Portal Berita Daerah Lampung Terpercaya dan Terupdate

Reses Angga Satria: Warga Curhat Jalan Rusak, Air Bersih hingga MBG Berkualitas

Pringsewu (LW): Keluhan warga tentang jalan rusak, kebutuhan sumur bor di tengah ancaman kekeringan, hingga persoalan pelaksanaan Program Makan Bergizi Gratis (MBG) mengemuka dalam kegiatan reses Anggota DPRD Provinsi Lampung, Angga Satria Pratama, di Kabupaten Pringsewu, baru-baru ini.

Politisi Partai Demokrat dari Daerah Pemilihan Pesawaran, Pringsewu dan Metro itu turun langsung menyerap aspirasi masyarakat. Satu per satu persoalan disampaikan warga, terutama kebutuhan dasar yang selama ini bersentuhan langsung dengan kehidupan sehari-hari.

Di tengah musim kemarau panjang dan cuaca ekstrem yang melanda sejumlah wilayah, kebutuhan air bersih menjadi salah satu keluhan utama. Warga berharap adanya bantuan pembangunan sumur bor untuk mengantisipasi kekeringan.

Menanggapi aspirasi tersebut, Angga yang juga Anggota Komisi IV DPRD Provinsi Lampung mengatakan usulan pembangunan sumur bor akan diperjuangkan dan menjadi perhatian, terutama karena kondisi kemarau panjang berpotensi menyebabkan semakin banyak wilayah mengalami krisis air bersih.

“Untuk sumur bor, nanti kita usulkan terlebih dahulu. Saat ini kita sedang menghadapi musim kemarau panjang, cuaca ekstrem atau dampak El Nino. Banyak masyarakat yang mulai mengalami kekeringan. Ini tentu menjadi perhatian dan aspirasi masyarakat akan kita perjuangkan,” kata Angga, Jumat (21/8).

Persoalan infrastruktur jalan juga tak luput dari perhatian. Warga menyampaikan keluhan mengenai kondisi sejumlah ruas jalan yang rusak dan membutuhkan penanganan.

Angga menjelaskan, Pemerintah Provinsi Lampung di bawah kepemimpinan Gubernur Rahmat Mirzani Djausal saat ini tengah memberikan perhatian serius terhadap program peningkatan kemantapan jalan provinsi.

Untuk ruas jalan di wilayah Pringsewu, kata dia, pemerintah provinsi telah mengalokasikan anggaran sekitar Rp35 miliar dan pekerjaan perbaikan sedang berjalan.

“Pemerintah Provinsi Lampung melalui Pak Gubernur Rahmat Mirzani Djausal saat ini memang sedang concern terhadap program jalan mantap provinsi. Untuk ruas di Pringsewu sedang diperbaiki dengan anggaran sekitar Rp35 miliar,” ujarnya.
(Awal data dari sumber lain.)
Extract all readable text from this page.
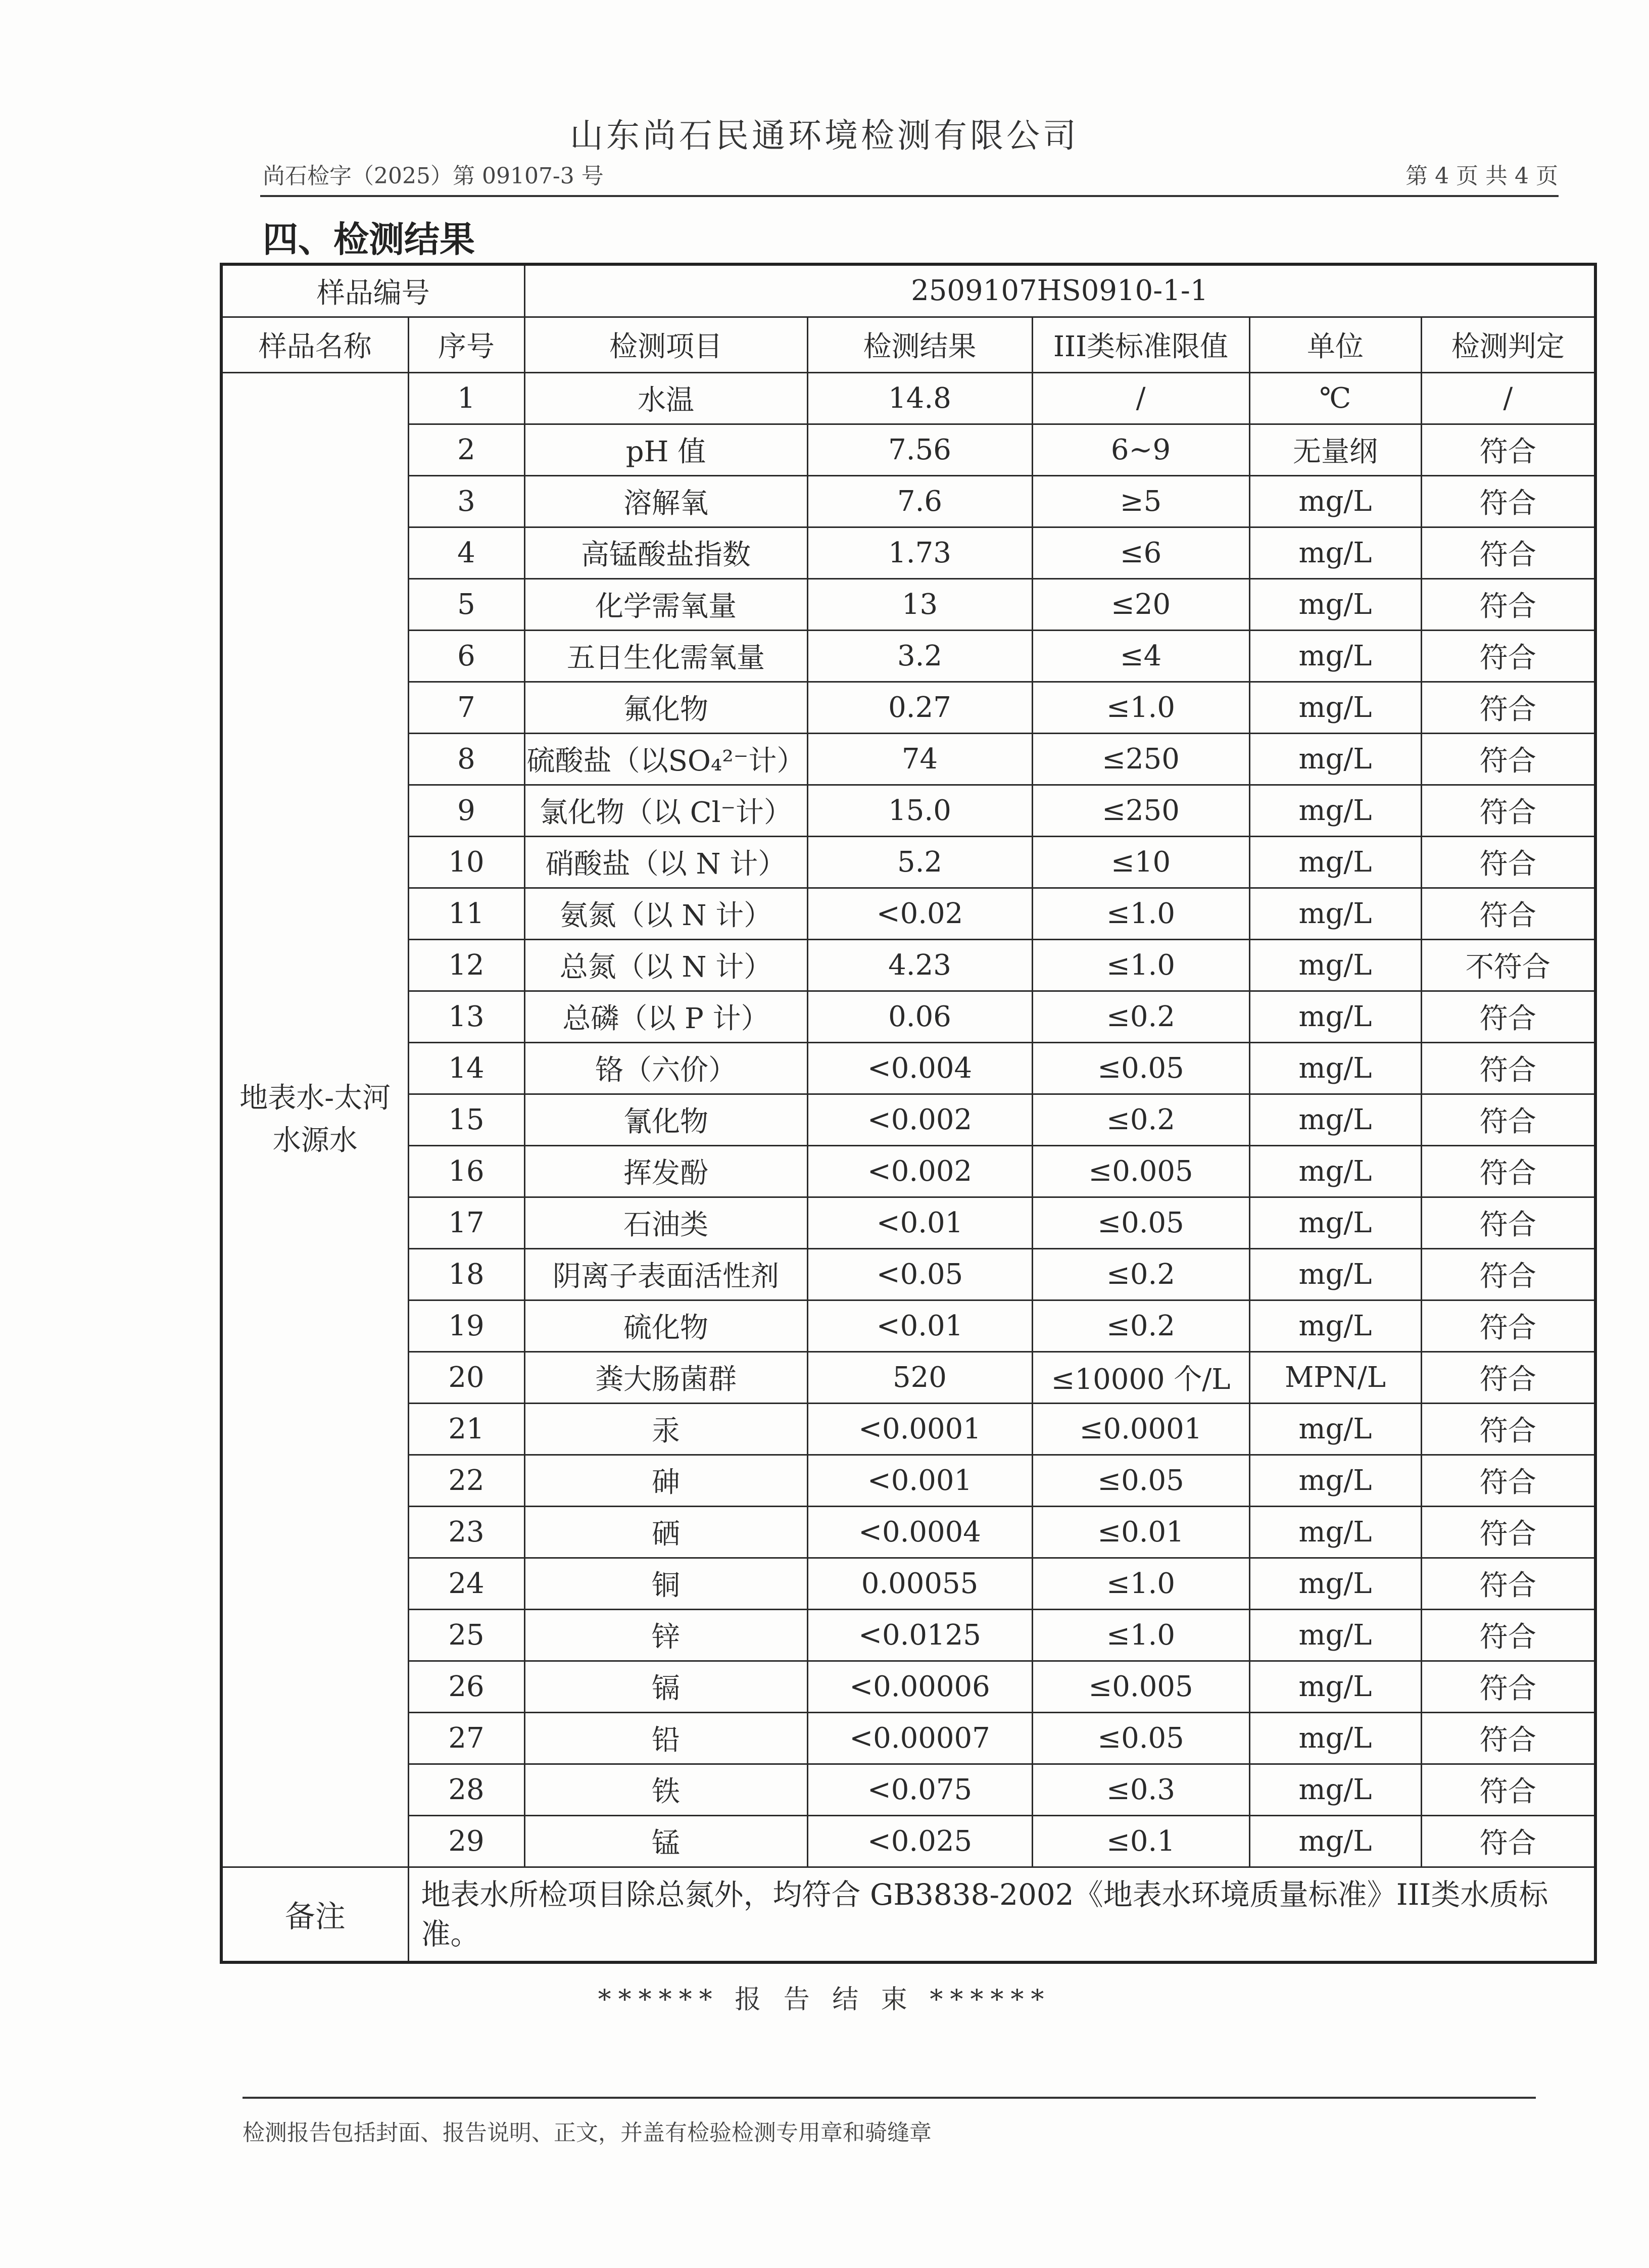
山东尚石民通环境检测有限公司
尚石检字（2025）第 09107-3 号	第 4 页 共 4 页
四、检测结果
样品编号		2509107HS0910-1-1				
样品名称	序号	检测项目	检测结果	III类标准限值	单位	检测判定
地表水-太河水源水	1	水温	14.8	/	℃	/
	2	pH 值	7.56	6~9	无量纲	符合
	3	溶解氧	7.6	≥5	mg/L	符合
	4	高锰酸盐指数	1.73	≤6	mg/L	符合
	5	化学需氧量	13	≤20	mg/L	符合
	6	五日生化需氧量	3.2	≤4	mg/L	符合
	7	氟化物	0.27	≤1.0	mg/L	符合
	8	硫酸盐（以SO₄²⁻计）	74	≤250	mg/L	符合
	9	氯化物（以 Cl⁻计）	15.0	≤250	mg/L	符合
	10	硝酸盐（以 N 计）	5.2	≤10	mg/L	符合
	11	氨氮（以 N 计）	<0.02	≤1.0	mg/L	符合
	12	总氮（以 N 计）	4.23	≤1.0	mg/L	不符合
	13	总磷（以 P 计）	0.06	≤0.2	mg/L	符合
	14	铬（六价）	<0.004	≤0.05	mg/L	符合
	15	氰化物	<0.002	≤0.2	mg/L	符合
	16	挥发酚	<0.002	≤0.005	mg/L	符合
	17	石油类	<0.01	≤0.05	mg/L	符合
	18	阴离子表面活性剂	<0.05	≤0.2	mg/L	符合
	19	硫化物	<0.01	≤0.2	mg/L	符合
	20	粪大肠菌群	520	≤10000 个/L	MPN/L	符合
	21	汞	<0.0001	≤0.0001	mg/L	符合
	22	砷	<0.001	≤0.05	mg/L	符合
	23	硒	<0.0004	≤0.01	mg/L	符合
	24	铜	0.00055	≤1.0	mg/L	符合
	25	锌	<0.0125	≤1.0	mg/L	符合
	26	镉	<0.00006	≤0.005	mg/L	符合
	27	铅	<0.00007	≤0.05	mg/L	符合
	28	铁	<0.075	≤0.3	mg/L	符合
	29	锰	<0.025	≤0.1	mg/L	符合
备注	地表水所检项目除总氮外，均符合 GB3838-2002《地表水环境质量标准》III类水质标准。					
****** 报 告 结 束 ******
检测报告包括封面、报告说明、正文，并盖有检验检测专用章和骑缝章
Namun, Angga juga menjelaskan bahwa tidak seluruh jalan menjadi kewenangan pemerintah provinsi. Untuk jalan lingkungan dan sejumlah ruas jalan dengan kewenangan pemerintah kabupaten atau pemerintah setempat, penanganannya harus disesuaikan dengan kemampuan anggaran dan pembagian kewenangan.

Ia meminta masyarakat untuk bersabar, sembari memastikan aspirasi tersebut tetap akan dikawal dan dikoordinasikan dengan pemerintah terkait.

“Untuk jalan lingkungan memang ada keterbatasan anggaran dan kewenangan. Kami mohon masyarakat bersabar. Pemerintah setempat juga tidak diam dan tentu terus berupaya menangani persoalan yang ada,” katanya.

Selain infrastruktur dan kebutuhan air bersih, reses tersebut juga diwarnai keluhan warga terkait pelaksanaan Program Makan Bergizi Gratis (MBG). Sejumlah masyarakat menyoroti porsi makanan yang dinilai belum sesuai harapan, kualitas sajian, hingga berbagai persoalan teknis dalam pelaksanaan program di lapangan.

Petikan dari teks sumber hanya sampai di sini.